Fare Thee Well, Media Conglomerate
If the legacy cable media conglomerate cannot figure out how to allocate resources to delight consumers across its own ecosystem, and therefore create shareholder value, why should any of their individual subsidiaries/pieces of the business exist within or without the conglomerate?
That is the ultimate question looming for April 2024.
The challenges of this question may be best explained by Disney’s decision tree for ESPN’s future. It relies heavily on the high affiliate fees ESPN's six channels generate (nearly $10 per subscribers) for operating income in its linear business. It is marginally better off after a recent $1.5 billion deal with Penn Entertainment, but that only solves its challenges with its sports betting. All ESPN streaming viewing, including ESPN+ was 0.06% of all streaming viewing in July 2023, according to supplemental data from Nielsen’s The Gauge.
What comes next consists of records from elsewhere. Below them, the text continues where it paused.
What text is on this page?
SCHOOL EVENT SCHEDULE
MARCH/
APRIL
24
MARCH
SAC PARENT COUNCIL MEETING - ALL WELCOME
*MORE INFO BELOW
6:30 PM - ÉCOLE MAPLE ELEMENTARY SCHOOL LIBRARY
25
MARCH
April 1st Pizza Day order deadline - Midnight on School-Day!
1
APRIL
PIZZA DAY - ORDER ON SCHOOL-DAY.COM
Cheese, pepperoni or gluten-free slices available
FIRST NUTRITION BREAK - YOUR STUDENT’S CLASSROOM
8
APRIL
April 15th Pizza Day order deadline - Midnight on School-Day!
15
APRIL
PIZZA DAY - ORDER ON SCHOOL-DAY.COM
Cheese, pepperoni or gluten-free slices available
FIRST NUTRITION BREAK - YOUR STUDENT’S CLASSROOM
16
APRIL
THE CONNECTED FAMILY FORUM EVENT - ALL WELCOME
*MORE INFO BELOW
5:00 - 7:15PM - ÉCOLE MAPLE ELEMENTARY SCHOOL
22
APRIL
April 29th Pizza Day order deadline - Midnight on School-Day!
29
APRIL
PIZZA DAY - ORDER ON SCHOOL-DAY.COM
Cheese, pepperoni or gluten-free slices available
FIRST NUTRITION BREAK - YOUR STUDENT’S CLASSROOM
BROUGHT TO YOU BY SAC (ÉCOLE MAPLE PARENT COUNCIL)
There’s no demand for the brand beyond TV. It isn’t competing and it seems yet to prove that to will be able to compete outside of linear. And yet, it is arguably the best asset owned by any media conglomerate of the wholesale TV era. Will it be able to survive within Disney by April 2024? If not, how will it be better off outside of Disney?
The answer to those questions arguably rely whether it will be able to produce consumer delight outside of linear. And right now, it isn't, despite being within a $151 billion ecosystem and the best business of the wholesale bunch.